Tornado makes direct hit on Community Center
©Scott Sines — Around mid-evening the newsroom started hearing reports of a tornado touching down in the little West Texas town of Saragosa. The community was celebrating a pre-kindergarten graduation at the Catholic Hall of Our Lady of Guadalupe Church when an F4 tornado came right in on top of them. Reporter Gary Martin and I drove through the night, and through the same weather system that dropped the tornado. We got there before daylight.
Temporary lights were focused on the rubble of the church community center. Survivors dug furiously at the rubble but the death toll rose with the sun. Twenty-two people died at the graduation ceremony and thirty in the entire town.

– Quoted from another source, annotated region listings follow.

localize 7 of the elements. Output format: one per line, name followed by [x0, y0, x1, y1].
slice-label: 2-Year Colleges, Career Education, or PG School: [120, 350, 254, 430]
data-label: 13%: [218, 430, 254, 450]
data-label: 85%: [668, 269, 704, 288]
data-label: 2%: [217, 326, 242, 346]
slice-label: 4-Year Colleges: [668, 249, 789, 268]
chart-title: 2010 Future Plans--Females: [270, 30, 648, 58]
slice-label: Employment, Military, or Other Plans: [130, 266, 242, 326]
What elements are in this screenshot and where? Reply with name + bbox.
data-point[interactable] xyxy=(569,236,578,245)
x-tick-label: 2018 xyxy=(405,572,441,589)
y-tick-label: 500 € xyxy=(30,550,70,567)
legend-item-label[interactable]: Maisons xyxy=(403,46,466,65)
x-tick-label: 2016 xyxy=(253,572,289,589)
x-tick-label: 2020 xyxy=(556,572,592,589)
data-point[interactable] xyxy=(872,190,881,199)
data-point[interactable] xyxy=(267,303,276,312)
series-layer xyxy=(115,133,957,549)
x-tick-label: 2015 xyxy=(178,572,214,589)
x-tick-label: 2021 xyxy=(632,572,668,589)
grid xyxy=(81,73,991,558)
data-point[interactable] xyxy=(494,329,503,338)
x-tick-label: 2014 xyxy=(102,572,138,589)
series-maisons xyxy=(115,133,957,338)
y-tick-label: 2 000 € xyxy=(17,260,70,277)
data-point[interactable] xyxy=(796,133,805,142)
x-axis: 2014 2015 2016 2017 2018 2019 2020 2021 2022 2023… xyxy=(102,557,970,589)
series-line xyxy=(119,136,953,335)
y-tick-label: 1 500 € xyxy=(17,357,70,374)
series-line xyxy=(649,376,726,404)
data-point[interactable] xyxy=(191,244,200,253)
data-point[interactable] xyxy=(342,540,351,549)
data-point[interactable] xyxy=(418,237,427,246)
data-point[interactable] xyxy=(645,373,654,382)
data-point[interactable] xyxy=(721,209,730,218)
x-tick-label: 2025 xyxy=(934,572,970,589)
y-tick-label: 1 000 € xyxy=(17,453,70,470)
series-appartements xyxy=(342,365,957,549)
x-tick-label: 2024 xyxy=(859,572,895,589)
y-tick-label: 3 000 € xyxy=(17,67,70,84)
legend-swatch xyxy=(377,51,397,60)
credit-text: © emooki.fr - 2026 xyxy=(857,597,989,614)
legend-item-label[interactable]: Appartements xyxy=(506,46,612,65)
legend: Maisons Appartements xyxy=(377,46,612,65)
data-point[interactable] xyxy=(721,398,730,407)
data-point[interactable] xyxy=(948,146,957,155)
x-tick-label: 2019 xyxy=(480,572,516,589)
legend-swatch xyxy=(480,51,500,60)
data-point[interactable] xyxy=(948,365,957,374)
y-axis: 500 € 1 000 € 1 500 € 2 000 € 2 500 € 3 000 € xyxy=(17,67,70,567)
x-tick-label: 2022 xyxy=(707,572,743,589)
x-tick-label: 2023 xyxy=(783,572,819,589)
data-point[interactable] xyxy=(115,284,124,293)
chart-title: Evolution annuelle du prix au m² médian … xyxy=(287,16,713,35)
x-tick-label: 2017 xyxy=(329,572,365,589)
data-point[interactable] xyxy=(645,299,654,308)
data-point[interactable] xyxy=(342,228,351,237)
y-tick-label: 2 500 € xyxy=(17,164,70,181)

That was back in the day when newspapers in Texas competed for news statewide and at first light the boys from the Dallas News came in with a helicopter and trench coats. Gary and I had a beat-up Chevy mini-Blazer and a gas credit card.
We got a room at a bad hotel in nearby Pecos. The locals pronounced it Paycuss. We pronounced it Pickass. We got adjoining rooms and used one as an office/darkroom and the other for sleeping. The hotel maids hassled me for chemical stains on the towels, which I promptly ignored.
There’s a lot more to this story involving the journalistic physics of balancing the incredible grief you’re witnessing with an equal and proportionate amount of wild release. In this case it involves the gas credit card, a Harley Davidson and a massive Native American named Big Jake with a fishook shaped scar on his face. That story will wait for another day.
I don’t guess it was the biggest story I ever covered but it might have been the saddest.